Tiada
Hari tanpa Korupsi di Banggar DPR
Ikrar
Nusa Bhakti ; Profesor
Riset Bidang Intermestic Affairs
di Pusat Penelitian Politik LIPI
MEDIA INDONESIA, 02 Juli 2012
KORUPSI,
apa pun bentuknya, merupakan perbuatan tercela. Namun, bila pencetakan kitab suci
Alquran pun dikorupsi, itu bukan lagi perbuatan tercela, melainkan suatu
perbuatan terkutuk! Betapa tidak? Kita sebagai orang waras tentunya tahu
Alquran merupakan ayat-ayat Tuhan yang berisi ajaran mulia bagi umat Islam.
Alquran
berisi sejarah, ajaran mengenai kebaikan, dan ilmu pengetahuan yang begitu
luas, yang tak lekang dimakan waktu. Ketika pencetakannya saja dikorup,
bagaimana kita dapat menganggap perbuatan korupsi atas pencetakannya sebagai
suatu yang waras?
Demikian
juga penyediaan alat-alat komputer untuk pengembangan pendidikan di madrasah.

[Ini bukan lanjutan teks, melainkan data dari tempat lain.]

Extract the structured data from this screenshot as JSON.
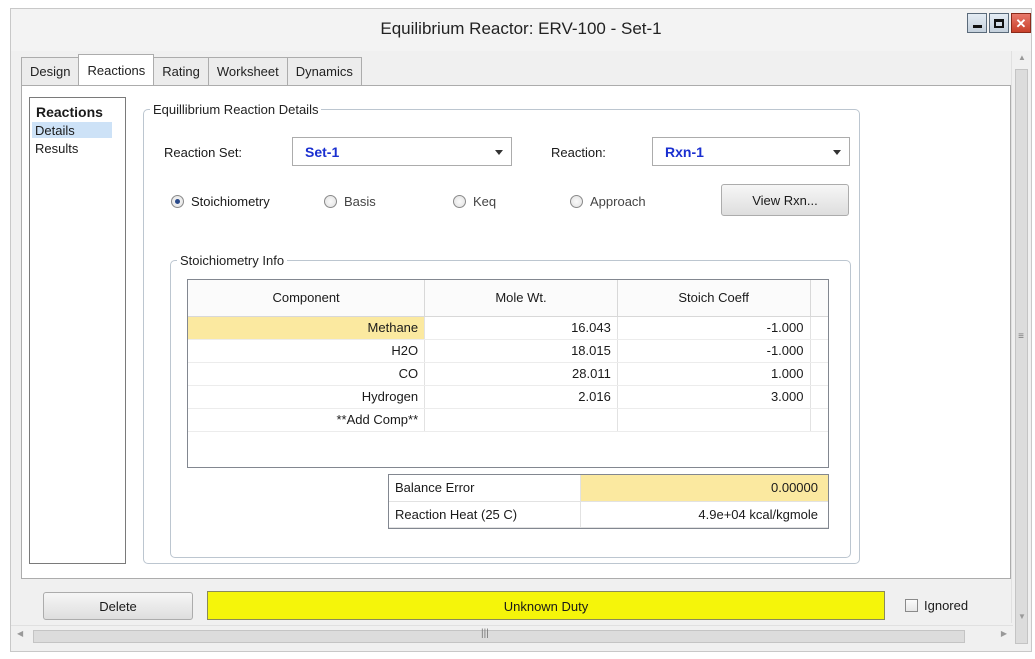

Jangankan madrasah, semua korupsi yang terkait dengan penyediaan sarana dan
prasarana pendidikan ialah sesuatu yang terkutuk. Sebab, hal itu berarti
menafikan betapa pentingnya pendidikan bagi masa depan bangsa.
Jika
pencetakan Alquran dan pengembangan pendidikan madrasah dikorupsi, mental
anggota DPR RI dan oknum di jajaran Kementerian Agama Republik Indonesia tidak
hanya benar-benar amat bobrok, tetapi sudah benar-benar tidak bermoral! Itu
menunjukkan bahwa pencetakan Alquran ataupun penyediaan sarana pendidikan tidak
lagi dipandang sebagai suatu yang amat suci, tetapi hanya dipandang layaknya
proyek pemerintah yang terkait dengan anggaran.
Satu
sisi yang lebih membuat dahi kita berkerut, hati kita terenyuh, korupsi
tersebut, sekali lagi, dilakukan di Badan Anggaran (Banggar) DPR yang selama
ini menjadi sorotan masyarakat. Korupsi itu terjadi pada sekitar 2009-2012,
suatu masa yang sangat baru.
Padahal,
kita menjadi saksi pada tahun-tahun sebelumnya beberapa anggota Banggar DPR
sudah ada yang diselidik dan disidik Komisi Pemberantasan Korupsi (KPK),
diadili di pengadilan tindak pidana korupsi, atau bahkan masuk bui. Ternyata,
berita semacam itu tidak membuat para anggota banggar lainnya kapok atau takut
untuk melakukan korupsi. Bahkan lebih gila lagi, korupsi tersebut terkait
dengan pencetakan kitab suci Alquran!
Bila
selama ini kita membaca atau menonton berita bahwa pelaku dugaan korupsi di
banggar ialah oknum-oknum dari Partai Demokrat, Partai Amanat Nasional, dan
Partai Demokrasi Indonesia Perjuangan, kini nama yang muncul berasal dari
Partai Golkar. Itu menunjukkan betapa korupsi di Banggar DPR bukan hanya
monopoli partai-partai tertentu, melainkan sudah menjadi suatu yang umum
dilakukan mungkin oleh semua partai yang ada di Banggar DPR.
Mesin Uang Partai
Dugaan
korupsi yang dilakukan anggota Banggar DPR dari Fraksi Partai Golkar Zulkarnaen
Djabar dan Direktur Utama PT KSAI berinisial DP, yang masih kerabat Zulkarnaen,
bukanlah sesuatu yang khas. Praktik korupsi semacam itu tidak mustahil
dilakukan beberapa anggota banggar lainnya. Seperti juga diutarakan beberapa
kalangan di DPR RI, memang ada beberapa orang di banggar yang jumlahnya tidak
lebih dari 10 jari tangan yang menjadi pengatur tender atau perantara antara
banggar, kementerian/ lembaga negara, dan perusahaanperusahaan yang akan
menangani tender proyek-proyek pemerintah.
Selain
itu, ada juga perusahaanperusahaan sekoci kecil lainnya yang menjadi pelengkap
penyerta dalam tender tersebut. Mereka berperan seakan-akan mengikuti tender,
tetapi hanya sebagai pelengkap agar tender tersebut seakan-akan kompetitif.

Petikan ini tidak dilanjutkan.